Bolsonaro corta sistema de proteção da Amazônia pela metade; radar de Belém está desativado

Em uso, radar permite a elaboração de previsões de curtíssimo prazo, possibilitando a emissão de alertas

Dilson Pimentel (Belém) e Thiago Vilarins (Brasília)

O valor pago pelo Governo Federal para o principal órgão de monitoramento e proteção da Amazônia sofreu em 2020 um corte de quase 50%, registrando o patamar mais baixo dos últimos 13 anos e o segundo pior desde sua criação, no início dos anos 2000. 

De acordo com apuração da reportagem de O Liberal com dados diretamente do Sistema Integrado de Administração Financeira (Siafi), o Censipam, o centro gestor e operacional do Sistema de Proteção da Amazônia (Sipam), vinculado ao Ministério da Defesa, encerrou o ano passado com um orçamento de R$ 42,2 milhões.

image (Arte / O Liberal)

Deste total, somente R$ 12 milhões foram efetivamente pagos pela gestão do presidente Jair Bolsonaro para o órgão (28,5% do valor empenhado). Um ano antes, o repasse pago ao Censipan foi de R$ 22,5 milhões. Ou seja, o atual governo cortou pela metade (46,6%) a verba destinada a proteção e monitoramento da floresta amazônica. Trata-se de uma das maiores diferenças negativas entre orçado e pago ao órgão mais drásticas de um ano para o outro desde a criação do Sipam.
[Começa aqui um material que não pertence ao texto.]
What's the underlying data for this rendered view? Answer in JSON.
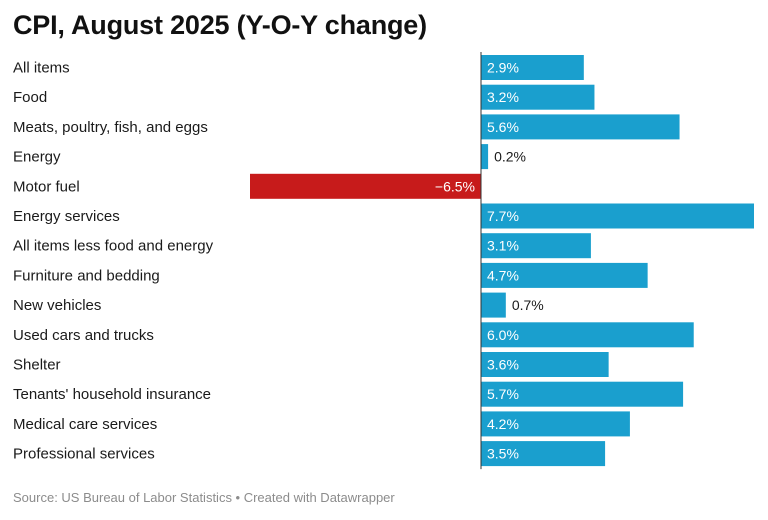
{
  "chart_data": {
    "type": "bar",
    "orientation": "horizontal",
    "title": "CPI, August 2025 (Y-O-Y change)",
    "categories": [
      "All items",
      "Food",
      "Meats, poultry, fish, and eggs",
      "Energy",
      "Motor fuel",
      "Energy services",
      "All items less food and energy",
      "Furniture and bedding",
      "New vehicles",
      "Used cars and trucks",
      "Shelter",
      "Tenants' household insurance",
      "Medical care services",
      "Professional services"
    ],
    "values": [
      2.9,
      3.2,
      5.6,
      0.2,
      -6.5,
      7.7,
      3.1,
      4.7,
      0.7,
      6.0,
      3.6,
      5.7,
      4.2,
      3.5
    ],
    "labels": [
      "2.9%",
      "3.2%",
      "5.6%",
      "0.2%",
      "−6.5%",
      "7.7%",
      "3.1%",
      "4.7%",
      "0.7%",
      "6.0%",
      "3.6%",
      "5.7%",
      "4.2%",
      "3.5%"
    ],
    "xlim": [
      -6.5,
      7.7
    ],
    "unit": "%",
    "colors": {
      "positive": "#1a9fce",
      "negative": "#c71b1b",
      "axis": "#333333"
    }
  },
  "footer": {
    "source": "Source: US Bureau of Labor Statistics • Created with Datawrapper"
  }
}
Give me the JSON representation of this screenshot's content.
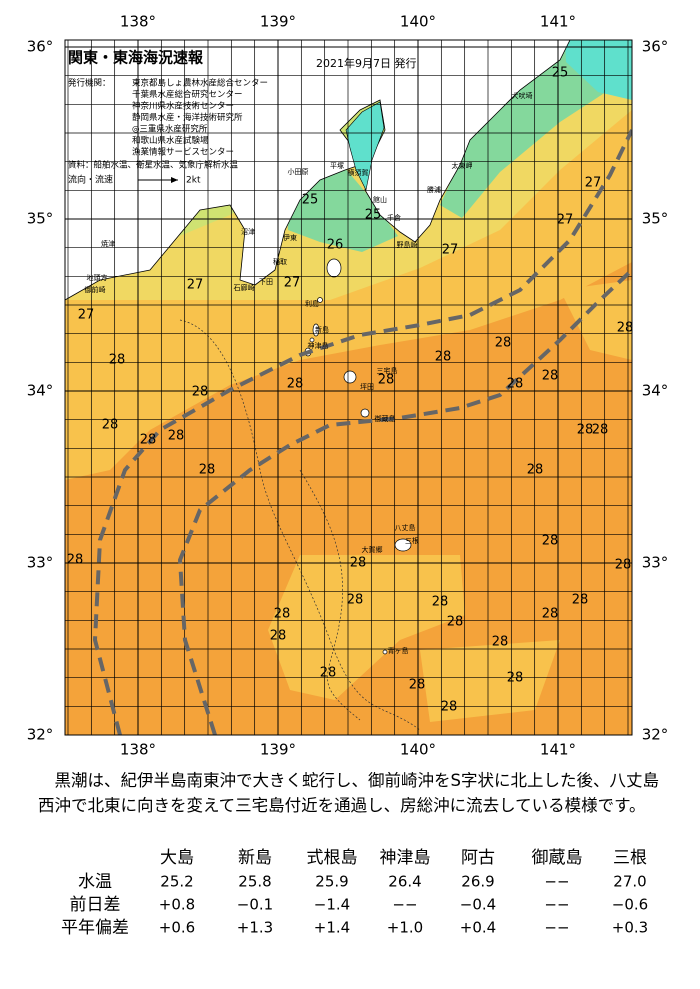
{
  "map": {
    "title": "関東・東海海況速報",
    "date": "2021年9月7日 発行",
    "issuer_label": "発行機関：",
    "issuers": [
      "東京都島しょ農林水産総合センター",
      "千葉県水産総合研究センター",
      "神奈川県水産技術センター",
      "静岡県水産・海洋技術研究所",
      "◎三重県水産研究所",
      "和歌山県水産試験場",
      "漁業情報サービスセンター"
    ],
    "source": "資料：船舶水温、衛星水温、気象庁解析水温",
    "current_legend": "流向・流速",
    "current_speed": "2kt",
    "xticks": [
      {
        "value": 138,
        "label": "138°"
      },
      {
        "value": 139,
        "label": "139°"
      },
      {
        "value": 140,
        "label": "140°"
      },
      {
        "value": 141,
        "label": "141°"
      }
    ],
    "yticks": [
      {
        "value": 36,
        "label": "36°"
      },
      {
        "value": 35,
        "label": "35°"
      },
      {
        "value": 34,
        "label": "34°"
      },
      {
        "value": 33,
        "label": "33°"
      },
      {
        "value": 32,
        "label": "32°"
      }
    ],
    "isotherm_labels": [
      25,
      27,
      27,
      25,
      25,
      26,
      27,
      27,
      27,
      27,
      28,
      28,
      28,
      28,
      28,
      28,
      28,
      28,
      28,
      28,
      28,
      28,
      28,
      28,
      28,
      28,
      28,
      28,
      28,
      28,
      28,
      28,
      28,
      28,
      28,
      28,
      28,
      28,
      28,
      28,
      28,
      28
    ],
    "places": [
      "焼津",
      "地頭方",
      "御前崎",
      "沼津",
      "伊東",
      "小田原",
      "平塚",
      "横須賀",
      "館山",
      "千倉",
      "野島崎",
      "勝浦",
      "太東岬",
      "犬吠埼",
      "稲取",
      "下田",
      "石廊崎",
      "利島",
      "新島",
      "神津島",
      "三宅島",
      "坪田",
      "御蔵島",
      "八丈島",
      "三根",
      "大賀郷",
      "青ヶ島"
    ]
  },
  "description": "黒潮は、紀伊半島南東沖で大きく蛇行し、御前崎沖をS字状に北上した後、八丈島西沖で北東に向きを変えて三宅島付近を通過し、房総沖に流去している模様です。",
  "table": {
    "columns": [
      "大島",
      "新島",
      "式根島",
      "神津島",
      "阿古",
      "御蔵島",
      "三根"
    ],
    "rows": [
      {
        "label": "水温",
        "values": [
          "25.2",
          "25.8",
          "25.9",
          "26.4",
          "26.9",
          "−−",
          "27.0"
        ]
      },
      {
        "label": "前日差",
        "values": [
          "+0.8",
          "−0.1",
          "−1.4",
          "−−",
          "−0.4",
          "−−",
          "−0.6"
        ]
      },
      {
        "label": "平年偏差",
        "values": [
          "+0.6",
          "+1.3",
          "+1.4",
          "+1.0",
          "+0.4",
          "−−",
          "+0.3"
        ]
      }
    ]
  }
}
Porém, os dados do Siafi apontam que o processo de sucateamento já ocorre há mais de uma década. Em 2008 o orçamento do Sipam chegou a R$ 106 milhões - 60,2% superior ao orçamento de 2020 - e o respectivo valor pago foi de R$ 51,8 milhões - quase cinco vezes a quantia paga no último ano. A partir desse ano, as verbas para o órgão entraram em queda livre, culminando no orçamento do ano passado.

image (Arte / O Liberal)

Ainda de acordo com os dados do Siafi, ao longo dos primeiros meses de 2021, o órgão recebeu apenas R$ 630,82 mil para gerir a operação de proteção de toda a Amazônia.

image Radar meteorológico do Sipam: estutura de R$ 5 milhões, sem uso (Tarso Sarraf / O Liberal)
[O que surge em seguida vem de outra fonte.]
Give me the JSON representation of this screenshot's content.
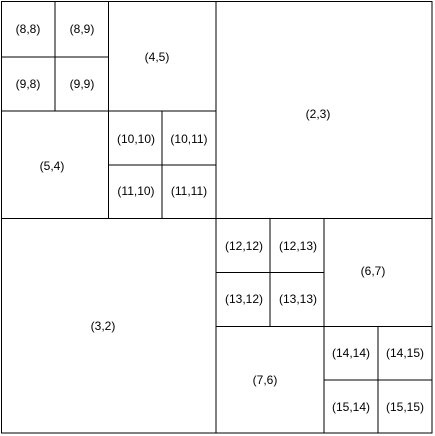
{
  "cells": [
    "(8,8)",
    "(8,9)",
    "(9,8)",
    "(9,9)",
    "(4,5)",
    "(5,4)",
    "(10,10)",
    "(10,11)",
    "(11,10)",
    "(11,11)",
    "(2,3)",
    "(3,2)",
    "(12,12)",
    "(12,13)",
    "(13,12)",
    "(13,13)",
    "(6,7)",
    "(7,6)",
    "(14,14)",
    "(14,15)",
    "(15,14)",
    "(15,15)"
  ]
}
Belém com radar inoperante desde 2018


O Sipam tem papel estratégico para a região amazônica. De acordo com o próprio site do órgão, o sistema tem como missão “promover a proteção da Amazônia Legal por meio da sinergia das ações de governo, da articulação, do planejamento, da integração de informações e da geração de conhecimento” e busca ser um órgão “referência nacional e internacional na geração, integração, disponibilização e utilização de conhecimento aplicado ao ambiente amazônico”, diz o texto institucional do órgão.

“O radar é importante sim, principalmente para previsão do tempo em micro escala ou seja curto período de tempo. O radar de modo geral permite ao meteorologista identificar as  nuvens e até  gotas de água nas nuvens. Também identifica a direção e velocidade do vento, bem como é mais preciso  na previsão em médio e curto prazo e permite identificar as tempestades severas, entre outros funções" - José Raimundo Abreu, coordenador do Inmet/PA.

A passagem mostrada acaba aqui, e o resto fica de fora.